Hereditary Disease - Duchenne Muscular Dystrophy (DMD) Disease, Symptoms, and Description of Survival Opportunities Duchenne Muscular Dystrophy is a hereditary disorder that causes one of 3,500 male voluntary muscles to weaken the movement of the body . It is wasted because there is no dystrophin. Dystrophin is an important muscle protein produced by the X chromosome gene. Therefore, it is a gender related disease affecting only boys. If you inherit the disease, the boy loses muscle in your life.

Duchenne muscular dystrophy was first described by the French neurologist Guillaume Benjamin Amand Duchenne in the 1860s, but it was until the 1980s that little was known about the cause of any type of muscular dystrophy. In 1986, researchers who were supported by MDA discovered specific genes that cause DMD on the X chromosome when it is defective (mutated). In 1987, a protein related to this gene was identified and named dystrophin. If muscle cells do not have dystrophin, the muscle cells become fragile and become susceptible to damage.

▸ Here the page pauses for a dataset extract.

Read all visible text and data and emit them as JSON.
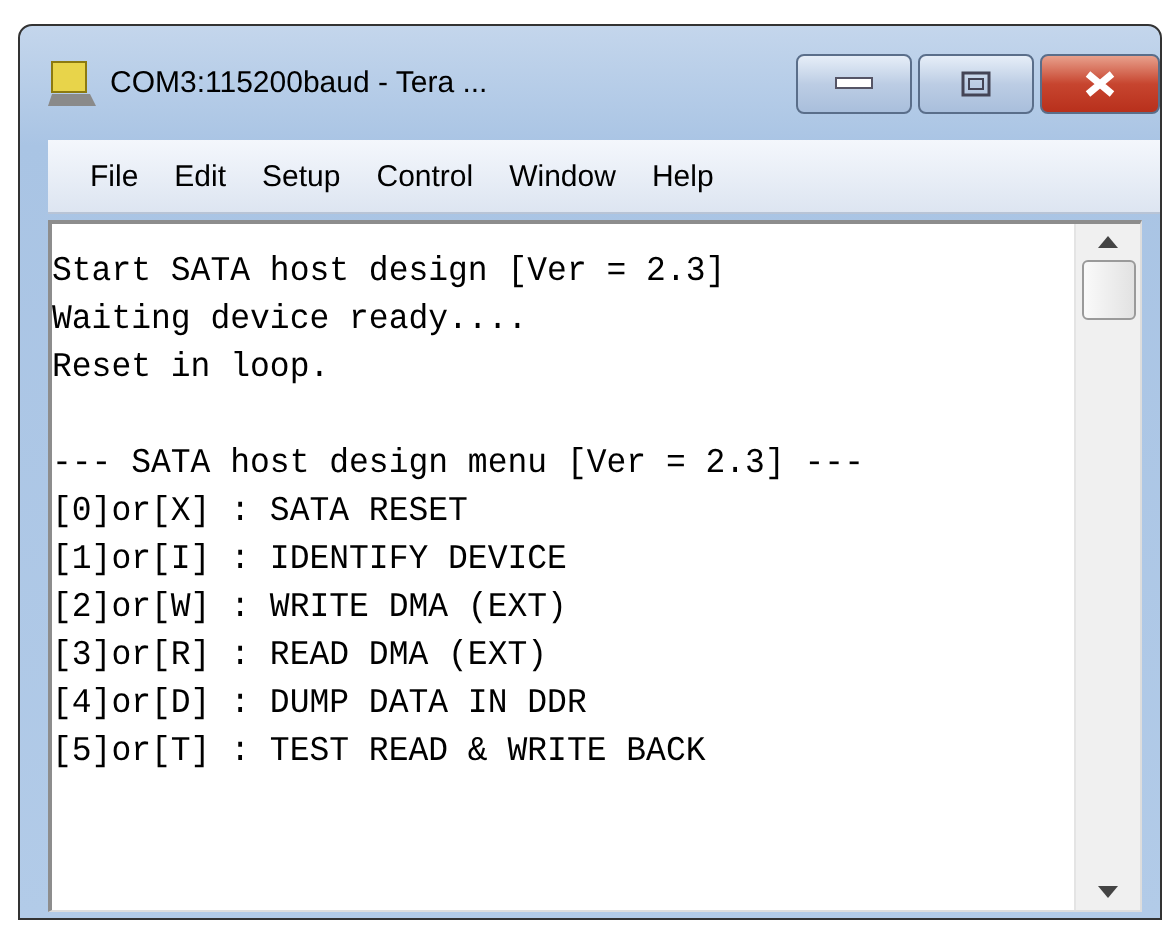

Duchenne Muscular Dystrophy (DMD): DMD is the most common form of muscular dystrophy. This is because the dystrophin gene mutation is on the X chromosome, mainly because it affects boys. This is the most common form of muscular dystrophy and is one of the most common genetic diseases of humans, and it occurs in boys of approximately 1: 5000. The boy lost his ability to walk between teens and died in the early days of adulthood. Dystrophin is the largest gene in the human genome (the 11 kb coding region) and is therefore too large to be packaged in an AAV vector. Micro-muscular dystrophy proteins, including the most important regions of the gene but excluding redundant aspects, have been developed for AAV gene therapy. Approximately 40% of the micro-muscular dystrophy protein representing the coding sequence of the human dystrophin gene was delivered to the biceps brachii of six boys by intramuscular injection using rAAV 2.5. Micro-muscular dystrophy was detected in 2 out of 4 cases at 42 days but not in 2 cases 90 days after injection

There are various kinds of muscular dystrophy. For example, Duchenne muscular dystrophy, Becker malnutrition, Emery-Dreyfus muscular dystrophy, myotonic dystrophy, limb grid type malnutrition, facial cranial brachial muscular dystrophy, congenital malnutrition, ocular malnutrition and distal muscular dystrophy. Duchenne's malnutrition occurs in 2 out of 10,000 young men. It is the most serious disease of all muscular dystrophies. It mainly occurs in young boys affecting children today. Symptoms and signs of muscular dystrophy include sudden falls, muscles of the calf thighs, difficulty going out when lying or sitting, difficulties in running and jumping, weakness in the muscles of the feet, Mental retardation "and so on.